Curiosamente, ao contrário de algumas outras divindades “implacáveis” da morte em várias mitologias, Yama era frequentemente (embora nem sempre) retratado como uma entidade ponderada que passou por todos os processos justos e devidos para julgar o destino de uma alma humana. Freqüentemente auxiliado por seu fiel escriba Chitragupta e seu registro Agrasandhani (que registra as ações do julgado), Yama tem o poder de oferecer imortalidade à alma (que então reside no conteúdo sob o patrocínio de Yama) ou oferecer renascimento (assim sugerindo outra chance de levar uma vida boa). No entanto, Yama também pode decidir condenar uma alma que, de acordo com a narrativa mítica, é banida nos 21 níveis do inferno (quanto mais baixo o estrato ou camada, pior o destino).
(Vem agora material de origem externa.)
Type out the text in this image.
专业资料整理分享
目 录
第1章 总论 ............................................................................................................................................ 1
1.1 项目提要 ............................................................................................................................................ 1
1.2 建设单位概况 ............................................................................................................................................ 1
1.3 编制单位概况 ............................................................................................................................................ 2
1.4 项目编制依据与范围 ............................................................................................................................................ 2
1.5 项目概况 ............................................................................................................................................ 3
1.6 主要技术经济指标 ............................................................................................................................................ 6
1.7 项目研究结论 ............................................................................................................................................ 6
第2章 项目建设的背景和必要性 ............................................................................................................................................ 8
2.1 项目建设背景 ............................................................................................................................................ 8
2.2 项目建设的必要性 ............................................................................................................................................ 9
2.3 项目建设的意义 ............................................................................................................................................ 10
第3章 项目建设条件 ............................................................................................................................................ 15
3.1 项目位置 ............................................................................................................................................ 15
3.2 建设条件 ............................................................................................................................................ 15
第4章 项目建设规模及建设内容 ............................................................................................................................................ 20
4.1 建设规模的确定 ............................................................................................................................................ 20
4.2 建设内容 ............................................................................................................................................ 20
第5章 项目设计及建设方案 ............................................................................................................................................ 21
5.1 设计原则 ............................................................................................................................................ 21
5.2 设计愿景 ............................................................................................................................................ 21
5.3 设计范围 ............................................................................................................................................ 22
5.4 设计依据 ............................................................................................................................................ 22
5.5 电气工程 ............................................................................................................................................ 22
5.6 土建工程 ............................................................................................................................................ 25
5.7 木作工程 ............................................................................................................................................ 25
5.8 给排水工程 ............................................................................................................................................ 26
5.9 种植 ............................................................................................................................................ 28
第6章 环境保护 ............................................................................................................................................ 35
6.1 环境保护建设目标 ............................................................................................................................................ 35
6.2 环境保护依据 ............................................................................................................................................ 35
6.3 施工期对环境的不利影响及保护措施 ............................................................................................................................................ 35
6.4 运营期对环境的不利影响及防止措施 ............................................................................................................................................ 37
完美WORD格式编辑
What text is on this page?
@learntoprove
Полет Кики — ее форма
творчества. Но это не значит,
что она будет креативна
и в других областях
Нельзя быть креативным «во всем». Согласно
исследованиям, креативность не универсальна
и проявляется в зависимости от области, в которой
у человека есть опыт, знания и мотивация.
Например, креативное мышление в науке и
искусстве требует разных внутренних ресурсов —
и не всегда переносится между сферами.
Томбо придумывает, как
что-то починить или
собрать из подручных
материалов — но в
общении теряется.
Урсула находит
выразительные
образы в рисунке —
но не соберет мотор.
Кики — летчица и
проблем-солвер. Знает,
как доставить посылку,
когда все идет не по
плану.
Quanto a sua representação, Yama era / é frequentemente retratado com sua pele verde escura (ou azul), carregando sua vara (feita de um fragmento de Surya) e montando em cima de um búfalo.

Deuses e deusas hindus pós-védicos

6) Saraswati

Deusa Saraswati
Obra de arte por mikephifer (DeviantArt)

Uma divindade feminina de sabedoria, arte, música, conhecimento e escrita (alfabeto), Saraswati (ou Sarasvati – “ela que possui água ou [fala] mais tarde”) era / é uma figura importante entre os antigos deuses e deusas hindus. Na verdade, ela começou como uma antiga deusa védica que simbolizava o aspecto de rios e mães, essencialmente pertencente a seus poderes de cura e purificação. Este último é um pouco adotado por seu traje branco (e bastante austero), desprovido de cores brilhantes e jóias ostensivas. Ao longo de linhas semelhantes, os últimos textos religiosos e seculares indianos mencionam como a virtude em seu núcleo é um aspecto de Saraswati.

E apesar de suas origens védicas mais antigas, Saraswati era altamente consideradoa nos textos e ritos hindus posteriores. Para esse fim, ela é freqüentemente contada entre os Tridevi (três grandes deusas hindus – Parvati , Lakshmi e Saraswati, que são mulheres equivalentes aos três principais deuses hindus masculinos). Geralmente representada com quatro mãos que espelham os apêndices de seu marido Brahma (discutido mais adiante no artigo), Saraswati carrega seu leque de itens mergulhados em simbolismo – pustaka (livro), mala (guirlanda) e bina (um instrumento musical); e é freqüentemente acompanhado por um cisne que sintetiza a pureza.

 

 

7) Brahma

Deus Brahma
Obra de Arte Molee (DeviantArt)

A divindade da criação entre os principais deuses hindus e criação, Brahma é um dos Trimurti – uma trindade de divindades que constitui o núcleo do panteão hindu a partir do período pós-védico até os dias atuais. Também conhecido por seus nomes Svayambhu (“o auto-nascido”) e Gyaneshwar (“o senhor do conhecimento”), Brahma, na narrativa mítica, foi / é dito ser o próprio criador do cosmos e da ordem. E enquanto Puranas (literatura pós-védica) menciona como ele nasceu de um lótus (relacionado ao umbigo do Senhor Vishnu ), Brahma é freqüentemente também percebido como um aspecto da realidade metafísica nas Upanishads. que vai além do limite tradicional de morfologia (ou personificação) associado aos seres míticos.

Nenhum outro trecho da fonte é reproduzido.